MOI recommends that patient safety incidences be reported accurately and in time (Institute of Medicine, 2011). The details must be accurate in term of safety, deaths, and injuries and so on that arise from the use of a health IT system used in diagnosis and prescription (Institute of Medicine, 2011). Such information will be beneficial in judging the effectiveness of the system.

Congress Team

IOM recommends the establishment of a separate body by the Congress that will pursue the duty of reviewing the health care systems IT to ensure that operations are conducted in a transparent manner (Institute of Medicine, 2011). This external audit will be more beneficial more so by ensuring that the operators of the IT do not use it carelessly or for their personal gain and unearth new suggestions on how to improve the system (Diggs-Brown, 2011).
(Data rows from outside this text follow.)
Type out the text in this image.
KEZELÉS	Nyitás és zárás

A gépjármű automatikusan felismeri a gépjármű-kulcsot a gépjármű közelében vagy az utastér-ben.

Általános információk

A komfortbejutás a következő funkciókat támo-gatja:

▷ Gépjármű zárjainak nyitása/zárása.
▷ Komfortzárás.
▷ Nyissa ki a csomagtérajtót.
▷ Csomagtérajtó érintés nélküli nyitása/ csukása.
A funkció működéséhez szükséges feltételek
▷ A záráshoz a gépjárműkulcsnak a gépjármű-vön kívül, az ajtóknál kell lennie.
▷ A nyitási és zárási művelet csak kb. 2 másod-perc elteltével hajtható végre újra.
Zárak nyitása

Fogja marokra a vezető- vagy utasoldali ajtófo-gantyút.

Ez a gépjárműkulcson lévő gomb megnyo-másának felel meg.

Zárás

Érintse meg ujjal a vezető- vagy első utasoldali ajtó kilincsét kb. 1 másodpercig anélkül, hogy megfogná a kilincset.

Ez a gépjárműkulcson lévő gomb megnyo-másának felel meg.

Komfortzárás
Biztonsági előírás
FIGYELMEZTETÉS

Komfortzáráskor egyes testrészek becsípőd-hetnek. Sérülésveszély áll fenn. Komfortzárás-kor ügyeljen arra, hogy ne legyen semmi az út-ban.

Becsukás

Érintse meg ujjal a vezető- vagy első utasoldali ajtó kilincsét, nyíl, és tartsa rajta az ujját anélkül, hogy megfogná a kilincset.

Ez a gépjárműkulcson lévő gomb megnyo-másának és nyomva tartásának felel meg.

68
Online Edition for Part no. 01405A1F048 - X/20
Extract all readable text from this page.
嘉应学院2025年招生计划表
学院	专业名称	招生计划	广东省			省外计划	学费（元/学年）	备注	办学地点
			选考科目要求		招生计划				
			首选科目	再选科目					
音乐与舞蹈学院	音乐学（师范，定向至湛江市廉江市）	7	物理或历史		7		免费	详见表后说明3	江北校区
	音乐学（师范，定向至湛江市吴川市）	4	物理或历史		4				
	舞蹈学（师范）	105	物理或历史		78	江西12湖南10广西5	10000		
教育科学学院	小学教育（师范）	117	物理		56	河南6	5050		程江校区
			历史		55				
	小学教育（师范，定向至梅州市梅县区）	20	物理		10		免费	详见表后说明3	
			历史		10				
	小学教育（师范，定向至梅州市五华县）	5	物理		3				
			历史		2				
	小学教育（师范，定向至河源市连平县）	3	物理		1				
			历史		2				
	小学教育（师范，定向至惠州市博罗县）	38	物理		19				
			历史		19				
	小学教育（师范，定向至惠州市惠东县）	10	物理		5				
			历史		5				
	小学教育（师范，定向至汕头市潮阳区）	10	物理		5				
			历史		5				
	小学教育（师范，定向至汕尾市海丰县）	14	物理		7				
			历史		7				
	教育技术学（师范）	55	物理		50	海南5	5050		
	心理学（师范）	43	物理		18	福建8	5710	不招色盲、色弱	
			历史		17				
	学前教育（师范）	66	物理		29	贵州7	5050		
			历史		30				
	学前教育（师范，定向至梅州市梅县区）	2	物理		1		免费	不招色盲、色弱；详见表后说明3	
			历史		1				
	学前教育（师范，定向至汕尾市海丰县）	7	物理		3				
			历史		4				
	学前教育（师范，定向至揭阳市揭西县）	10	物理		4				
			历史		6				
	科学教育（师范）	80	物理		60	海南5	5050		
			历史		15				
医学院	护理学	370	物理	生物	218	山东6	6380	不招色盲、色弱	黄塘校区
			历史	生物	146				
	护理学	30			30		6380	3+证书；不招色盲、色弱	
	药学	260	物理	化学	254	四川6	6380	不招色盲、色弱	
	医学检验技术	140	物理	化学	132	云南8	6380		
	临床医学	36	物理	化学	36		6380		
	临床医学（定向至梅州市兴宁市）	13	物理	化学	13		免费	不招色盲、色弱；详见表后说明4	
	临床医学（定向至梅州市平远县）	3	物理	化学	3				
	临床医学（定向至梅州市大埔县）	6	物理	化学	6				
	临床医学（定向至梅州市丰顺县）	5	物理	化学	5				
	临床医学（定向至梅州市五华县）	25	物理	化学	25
Cooperation with the Private Sector

There are also healthcare service providers in the private sector engaging in the collection of useful healthcare information in their databases. A sharing of this information among the private and private sectors will improve the quality of health care services and freedom of the patients in choosing where to access their health service. This arrangement will be in accordance with the 1997 white paper, which requires health care providers to publicly declare what they are doing in providing health services to minimize disparities in health services (Ingleby & Oliver, 2008).

Annual IT Report

The committee recommends that serious steps be taken against the private sector in their loose treatment of patients’ health information and a lack of substantive action on the same. The committee further requests FDA to conduct a follow up on health service providers to ensure that they submit a yearly report of their IT systems (Institute of Medicine, 2011). This kind of follow up and the requirement for an annual report will enhance accountability and responsibility on the part of service providers.

Reporting by Users

Users of any IT related healthcare service are required to report on their experience with the respective IT system they are using although it is not mandatory (Institute of Medicine, 2011). This will enable the review of the system and the necessary modifications.

References

Bezuidenhout, M. C., Muller, M. E., & Jooste, K. (2011). Healthcare service management. Juta and Company Ltd.

Coiera, E., Westbrook, J. I., & Callen, J. L. (2007). Information Technology in Health Care 2007: Proceedings of the 3rd International Conference on Information Technology in Health Care–Socio-technical Approaches. IOS Press.

Diggs-Brown, B. (2011). Cengage advantage books: Strategic public relations: An audience-focused approach. Cengage Learning.

Ingleby, E., & Oliver, G. (2008). Applied social science for early years. Learning Matters.

Institute of medicine. (2011). Health IT and Patient Safety Building Safer Systems for Better Care. Retrieved from http://www.nationalacademies.org/hmd/~/media/Files/Report%20Files/2011/Health-IT/HealthITandPatientSafetyreportbrieffinal_new.pdf

Linnhoff-Popien, C., Schneider, R., & Zaddach, M. (Eds.). (2017). Digital Marketplaces Unleashed. Springer.

McDaniel, J. G. (Ed.). (2009). Advances in information technology and communication in health (Vol. 143). IoS Press.